Now I am not saying that it is AA’s responsibility to deal with everyone’s trauma – and I acknowledge that everyone is different. Most people who suffer with substance use disorders have had some sort of trauma or life stressors that led to addiction. Therefore, various forms of external intervention are required to completely treat the addiction and find lasting recovery. Even AA acknowledges that outside help is sometimes required!

Others believe that the credit is due to a collaboration – of god/a higher power and the program – because they were utterly helpless alone. It was through this collaboration, attendance at meetings and the 12 Steps, that they believe to have remained abstinent. Again, I fully support this belief because it is what works for these people. What I do not support is to forcefully uphold the singular view that to take some of the credit yourself is intellectual pride and ego. If you believe that for yourself, that’s fine, but it is not the full picture to portray that as the absolute view. That is dogmatic, inaccurate, and givesAA a bad name.

Part of the reason I left AA was that I believed I needed to empower myself to develop self-esteem and ego by crediting my achievements and acknowledging how far I have come. I needed to move away from telling myself that I don’t know best, that my thinking cannot be trusted, that I am defective, and that I must remain humble and teachable to a program that I no longer believe in.

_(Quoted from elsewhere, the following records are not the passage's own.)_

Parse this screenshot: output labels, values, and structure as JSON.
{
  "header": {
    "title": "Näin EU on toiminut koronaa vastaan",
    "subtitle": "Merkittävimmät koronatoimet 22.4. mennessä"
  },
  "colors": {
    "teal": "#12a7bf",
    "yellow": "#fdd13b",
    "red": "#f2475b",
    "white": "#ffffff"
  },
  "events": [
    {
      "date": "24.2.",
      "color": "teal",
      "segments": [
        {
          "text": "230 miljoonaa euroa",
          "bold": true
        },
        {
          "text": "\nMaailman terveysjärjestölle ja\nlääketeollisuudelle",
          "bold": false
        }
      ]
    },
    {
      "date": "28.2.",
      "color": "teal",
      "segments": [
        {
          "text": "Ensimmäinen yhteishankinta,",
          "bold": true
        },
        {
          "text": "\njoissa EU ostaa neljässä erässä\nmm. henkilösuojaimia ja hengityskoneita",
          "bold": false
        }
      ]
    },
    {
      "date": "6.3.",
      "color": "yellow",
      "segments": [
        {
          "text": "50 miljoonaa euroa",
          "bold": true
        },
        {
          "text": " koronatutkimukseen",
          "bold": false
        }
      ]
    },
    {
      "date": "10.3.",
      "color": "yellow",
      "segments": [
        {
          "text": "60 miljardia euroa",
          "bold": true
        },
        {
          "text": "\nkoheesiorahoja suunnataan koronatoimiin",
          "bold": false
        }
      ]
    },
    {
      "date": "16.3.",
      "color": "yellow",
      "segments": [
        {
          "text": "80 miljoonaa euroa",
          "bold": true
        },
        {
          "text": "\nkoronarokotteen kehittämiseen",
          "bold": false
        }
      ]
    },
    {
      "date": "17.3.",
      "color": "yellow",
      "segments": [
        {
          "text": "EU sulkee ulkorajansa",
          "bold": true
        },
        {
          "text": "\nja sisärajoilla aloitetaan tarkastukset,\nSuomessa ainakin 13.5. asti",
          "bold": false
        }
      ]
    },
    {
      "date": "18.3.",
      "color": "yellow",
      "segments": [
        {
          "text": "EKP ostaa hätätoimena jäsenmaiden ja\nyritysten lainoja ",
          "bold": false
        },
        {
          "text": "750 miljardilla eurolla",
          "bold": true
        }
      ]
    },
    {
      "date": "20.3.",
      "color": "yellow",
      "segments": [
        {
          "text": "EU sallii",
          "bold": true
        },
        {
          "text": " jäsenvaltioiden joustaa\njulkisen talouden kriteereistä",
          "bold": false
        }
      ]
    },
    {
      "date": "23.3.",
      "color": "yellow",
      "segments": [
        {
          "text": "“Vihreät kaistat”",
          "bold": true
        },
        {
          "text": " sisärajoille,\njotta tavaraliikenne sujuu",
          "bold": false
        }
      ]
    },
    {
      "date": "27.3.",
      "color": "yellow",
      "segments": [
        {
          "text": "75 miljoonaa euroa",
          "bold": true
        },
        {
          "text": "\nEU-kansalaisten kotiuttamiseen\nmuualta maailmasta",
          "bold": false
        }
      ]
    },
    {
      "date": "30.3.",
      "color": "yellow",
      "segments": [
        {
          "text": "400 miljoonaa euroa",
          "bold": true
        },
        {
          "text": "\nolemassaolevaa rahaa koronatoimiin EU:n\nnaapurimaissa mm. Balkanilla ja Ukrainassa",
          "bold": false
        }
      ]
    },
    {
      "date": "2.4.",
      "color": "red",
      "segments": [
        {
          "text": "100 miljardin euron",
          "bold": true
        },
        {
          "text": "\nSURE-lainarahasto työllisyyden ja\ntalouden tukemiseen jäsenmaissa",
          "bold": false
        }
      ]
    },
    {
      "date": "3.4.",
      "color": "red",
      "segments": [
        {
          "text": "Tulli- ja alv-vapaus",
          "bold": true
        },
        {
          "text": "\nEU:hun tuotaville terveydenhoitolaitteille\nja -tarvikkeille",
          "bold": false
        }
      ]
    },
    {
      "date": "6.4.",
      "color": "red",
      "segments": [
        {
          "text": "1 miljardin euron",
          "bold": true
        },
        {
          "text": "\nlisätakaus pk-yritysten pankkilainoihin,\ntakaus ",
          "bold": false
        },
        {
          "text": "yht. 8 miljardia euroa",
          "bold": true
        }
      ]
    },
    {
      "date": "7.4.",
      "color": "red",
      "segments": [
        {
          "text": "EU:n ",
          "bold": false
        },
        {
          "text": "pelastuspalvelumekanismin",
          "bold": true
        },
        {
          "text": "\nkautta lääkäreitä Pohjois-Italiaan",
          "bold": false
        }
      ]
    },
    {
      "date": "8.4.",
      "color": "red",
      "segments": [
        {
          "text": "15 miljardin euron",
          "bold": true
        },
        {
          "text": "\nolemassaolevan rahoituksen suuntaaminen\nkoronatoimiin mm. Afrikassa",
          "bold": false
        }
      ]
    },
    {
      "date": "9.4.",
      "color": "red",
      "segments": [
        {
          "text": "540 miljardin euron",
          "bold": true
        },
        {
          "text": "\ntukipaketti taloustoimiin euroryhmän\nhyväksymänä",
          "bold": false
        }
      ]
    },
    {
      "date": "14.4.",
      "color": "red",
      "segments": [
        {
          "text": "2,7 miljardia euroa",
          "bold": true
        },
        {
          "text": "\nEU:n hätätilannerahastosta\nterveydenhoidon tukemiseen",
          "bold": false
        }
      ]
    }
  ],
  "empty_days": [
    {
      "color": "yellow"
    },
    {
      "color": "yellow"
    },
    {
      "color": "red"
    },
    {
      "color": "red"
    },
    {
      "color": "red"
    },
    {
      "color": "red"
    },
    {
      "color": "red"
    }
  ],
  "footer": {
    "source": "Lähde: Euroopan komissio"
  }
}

My self-esteem was in the gutter when I arrived in AA, I had no identity, and zero self-confidence. AA provided the community, empathy, support, and tools which enabled me to save my own life. They showed me what was possible and that gave me a thirst to empower myself enough to heal and emotionally recover, ultimately growing into the woman I am today. For that I am grateful. I am also immensely grateful for the love, care and compassion that has grown within me, allowing me to find – and maintain – recovery.